Jenny has just celebrated her 100th birthday and decides that now is the opportunity to revisit her past, and takes her carer, Candice, along for the ride. Written across dual timelines, 2019 and 1940s Wales and Italy, Jenny and Candice open up Jenny’s memory box and delve in to see where history will take them.
The Memory Box is beautifully researched and written, and I adored the characters and the story. I can guarantee that this book will trigger every emotion within you and just goes to show that relationships are often similar, regardless of the era.
Historical fiction books, set during WWII, are one of my favourite genres, and this book is right up there among the top.
Thank you to NetGalley and Headline for the opportunity to read and review The Memory Box by Kathryn Hughes.
About the Book
Some love stories can't be forgotten...
Jenny Tanner opens the box she has cherished for decades.
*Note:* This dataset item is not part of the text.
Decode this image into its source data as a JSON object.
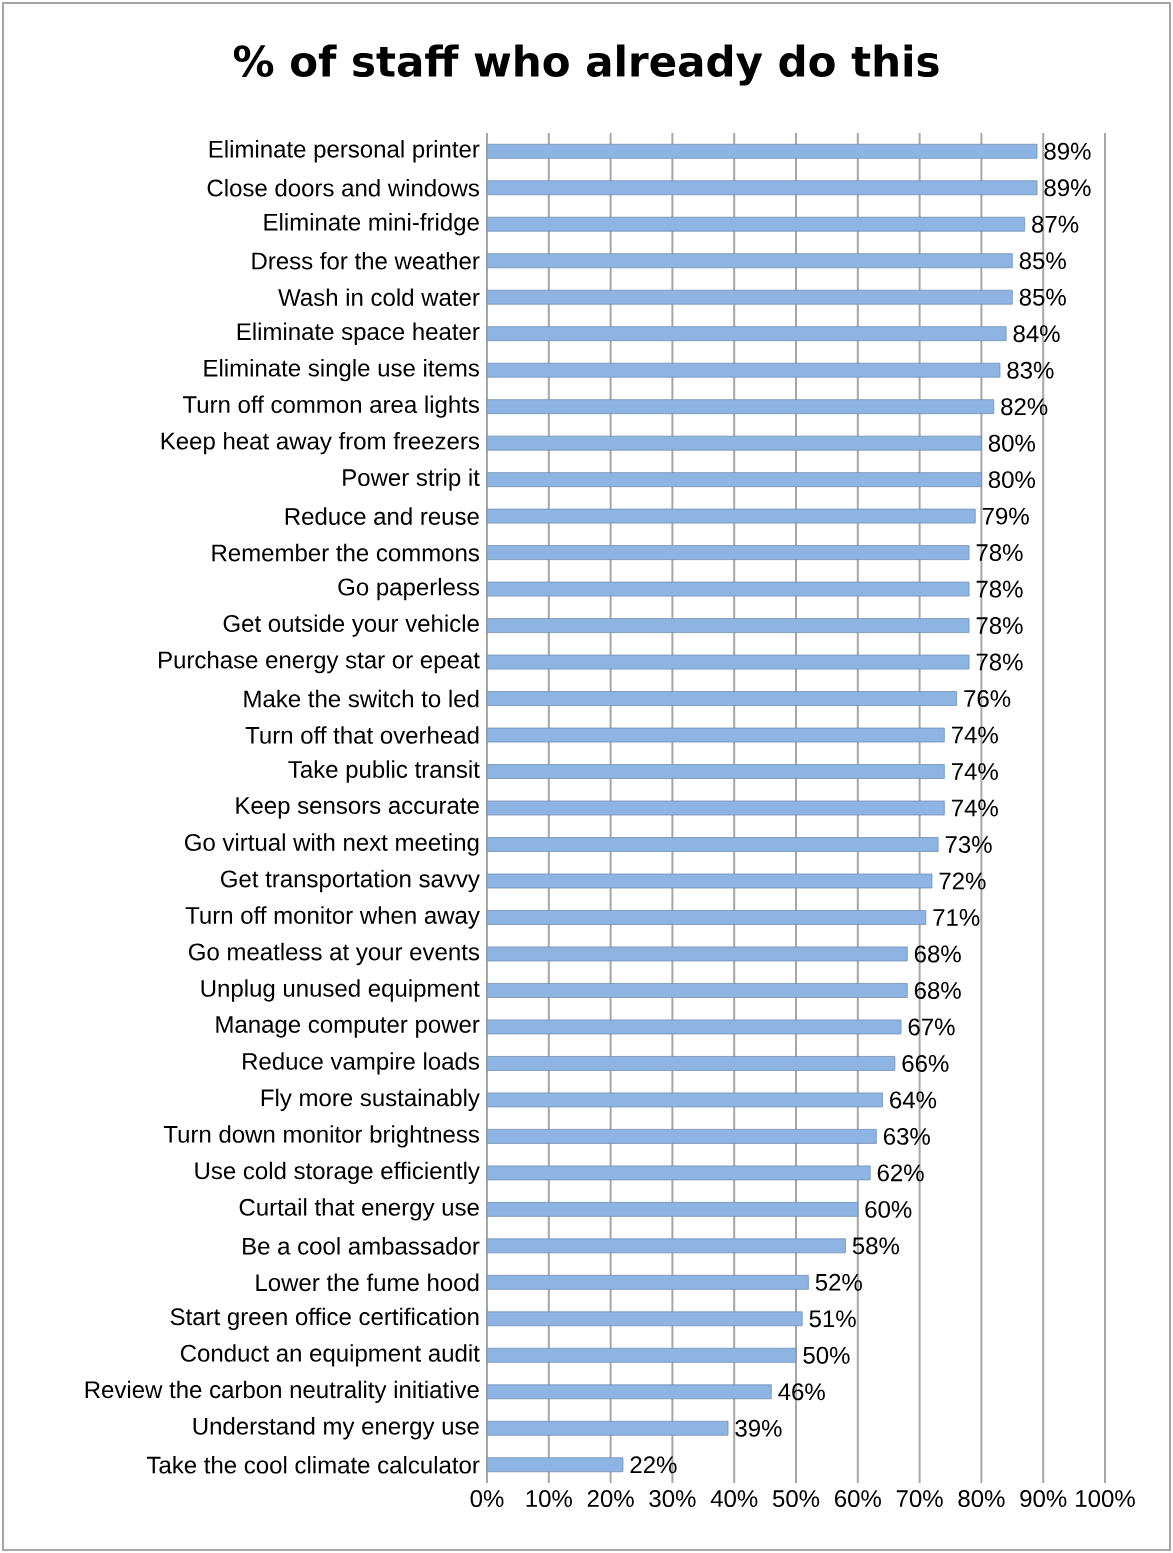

Contained within are her most precious mementoes, amongst them a pebble, a carving and a newspaper cutting she can hardly bear to read. But Jenny knows the time is finally here. After the war, in a mountainside village in Italy, she left behind a piece of her heart. However painful, she must return to Cinque Alberi. And lay the past to rest.
After a troubled upbringing, Candice Barnes dreams of a future with the love of her life - but is he the man she believes him to be? When Candice is given the opportunity to travel to Italy with Jenny, she is unaware the trip will open her eyes to the truth she's been too afraid to face. Could a place of goodbyes help her make a brave new beginning?
About Kathryn - by Kathryn
The question I am most often asked is this: have you always wanted to be a writer? Looking back over my life I can see that writing has played a fairly significant role, but I can’t remember having a burning desire to be an author. I have enjoyed writing short stories but would not say I was prolific. I don’t have a back catalogue of work like some writers do. In my twenties, I wrote around 50,000 words of a Mills & Boon novel. I have no idea what happened to that manuscript and sincerely hope it never surfaces. It was probably terrible!
Back in 2007, I had an idea for another book. It would centre around the mystery of an old unposted letter. Who wrote this letter? Who found it? Why was it never posted? And what happened to the person who should have received it but didn’t? I had so many questions and not enough answers. I did have a brilliant title though. It would be called – wait for it – The Letter! All I had to do was expand this idea to 90,000 words. How hard could that be? Hmm … very is the answer to that question. Perhaps that’s why it took six years to see the light of day. In my defence, I was still working fulltime, had two children to look after and writing a book is like filling a swimming pool with a syringe. I could also deliver a masterclass in procrastination.
By 2012 though, I had managed to complete the entire novel and my mum said it was really good, so I banged it out to a few agents and waited for the offers to come flooding in. I didn’t have to wait long. Just a few days later the first rejection letter arrived, and then another … and another, until I had about a dozen of them. It was so difficult not to become disheartened in the face of all that negativity, but I’ve since learnt that agents reject manuscripts for all sorts of reasons and it often has nothing to do with the quality of your work. And anyway, it’s all subjective; F Scott Fitzgerald was once told by an editor: ‘You’d have a decent book if only you’d get rid of that Gatsby character.’
Undeterred, in 2013, I decided to self-publish. I had worked for too long on my novel to just leave it festering in the back of a filing cabinet. With the rise in popularity of e-readers, self-publishing was a realistic and cost effective way forward. Alarmingly, though, there are over 2 million books in the Kindle store alone. How on earth was anybody going to find my book? I didn’t have a publicity machine. I didn’t even have a contraption. I had a Twitter account with four followers, all of whom I was related to. Friends were kind enough to download the book and post positive reviews and a few lovely book bloggers read their free copy and did the same. Fast forward ten months and I’d sold a few hundred copies, and then even this torrent of sales dried up. I made the book free for 5 days on a Kindle countdown deal and during that period nearly 10,000 people downloaded it. As those people read their copy, reviewed it and recommended it to friends, so it began to climb the charts, until, unbelievably, it reached No 1. Being so visible in the charts, The Letter came to the attention of Mari Evans at Headline, who asked one of her editors, Sherise Hobbs, to read it. Fortunately for me, Sherise loved it and Headline agreed to publish it in paperback. It has now been translated into 25 languages and has sold close to 1 million copies. Six years from the initial idea to publication can hardly be described as an overnight success, but I’m truly grateful to everybody at Headline for their support and belief in me as a writer.